Esas fueron las últimas palabras que escuchó pronunciar de su madre, cuando cerró los ojos por completo y quedó inmóvil, pero con una hermosa sonrisa en sus labios.
—¡Madre, madre! ¡Despierta, despierta! Yo me iba a convertir en guardián para protegerte a ti, a mi hermano y a la reina Hileane. —No pudo contener el dolor que sentía y lloraba con desesperación—. También se lo prometí a mi padre que te cuidaría. ¡Despierta, por favor! ¡Madre!
—Ya no sigas, Ligia ha muerto, Hercus. —Rue colocó una de sus manos en su hombro—. Ven, salgamos. Tenemos que avisar.
—Se supone que yo la cuidaría, pero no pude hacer nada para evitar que muriera.
—No digas esas cosas, nadie podría haber hecho algo para impedir su muerte. Algunas cosas se escapan de las manos de los hombres y esta es una de ellas. Así que no te culpes.
Las palabras de la joven Rue no lograban aplacar la tristeza que lo abrazaba sin piedad. Él era el que no había cumplido su promesa. Él tuvo la culpa. Su respiración se detuvo por unos instantes y una punzada en su pecho lo hizo ver negro un momento. Así, desde ese día, una pequeña mancha nació en su corazón. Luego su estado volvió a normalizar.
—Perdóname, madre. Te he fallado. —Volvió a ver a su madre y se apartó de la mano de Rue, si era la última vez que la iba a ver, entonces debía despedirse. Fue corriendo y se apoyó en la cama de roble macizo, pegando sus labios en la frente de la mujer que lo había traído a este mundo—. Te amo, madre.
Hercus regresó con la señora Rue y juntos salieron de la choza. Ella le dio a sostener a su hermano, porque iba a dar la noticia del fallecimiento de Ligia. Los sostuvo con fuerza, pero su atención fue captada por el polvo que se notaba a los lejos. Una gran multitud de jinetes cabalgaban a toda prisa sobre los cabellos, como si estuvieran escapando de algo. Se dio media vuelta, para que la tierra no molestara a su hermanito. Resonó su nariz y su llanto se incrementó de repente.
—Yo te mantendré a salvo, Herick —dijo Hercus al pequeño bebé, que todavía no abría los ojos. Mas, esa tierna criatura le agarró la camisa y se sujetó de él.

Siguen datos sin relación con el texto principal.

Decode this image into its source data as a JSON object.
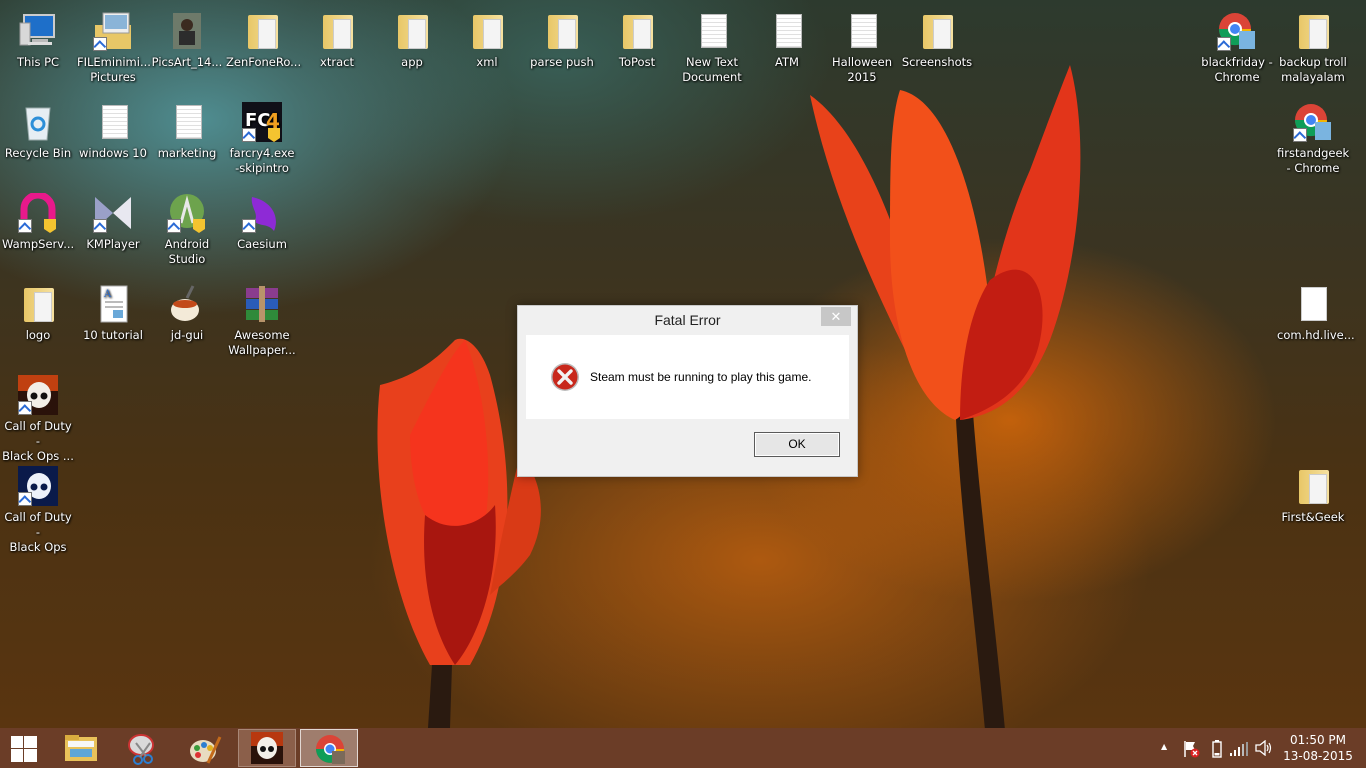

Hercus sonrió con ternura y felicidad. Entonces, la mancha oscura que había nacido en él, dejó de crecer y se escondió en lo más profundo de su ser. El recuerdo se fue desvaneciendo ante a ante él, para dar paso la realidad que lo había quebrado.
—¡Despierta! ¡Despierta!
Hercus escuchó una voz desconocida y percibió unas vibraciones en la parte de su cabeza. Los golpes eran producidos por un guardia que golpeaba la tabla superior con la espada en donde habían metido la cabeza para despertarlo de su sueño. Abrió sus parpados con lentitud, observando de manera distorsionada y borrosa, con sus ojos llorosos por rememorar aquellos eventos tan tristes y melancólicos para él. Cuando estuvo a plenitud de sus sentidos, lo único que veía era la imagen de la reina frente a él, siendo rodeada por los leones, que no había participado en su confrontación y por los custodios reales. El vestido de mangas largas de seda morada destacaba por la limpieza y esbozados, mientras que su cabello blanco-grisáceo, brillaba como un río de ese metal fundido. Era adornado por una preciosa corona de cristal que tenía deslumbrantes gemas púrpuras y el olor del extravagante perfume entraba por su nariz. Sostenía el cetro con destreza. Antes esos ojos resplandecientes plateados lo habían hecho sentir mareado y agobiado. Pero ya podía mirarlos sin que le causaran alguna emoción.
—¿Qué quieres? ¿Ya vienes a matarme? —preguntó Hercus con brusquedad y hostilidad en contra de su soberana.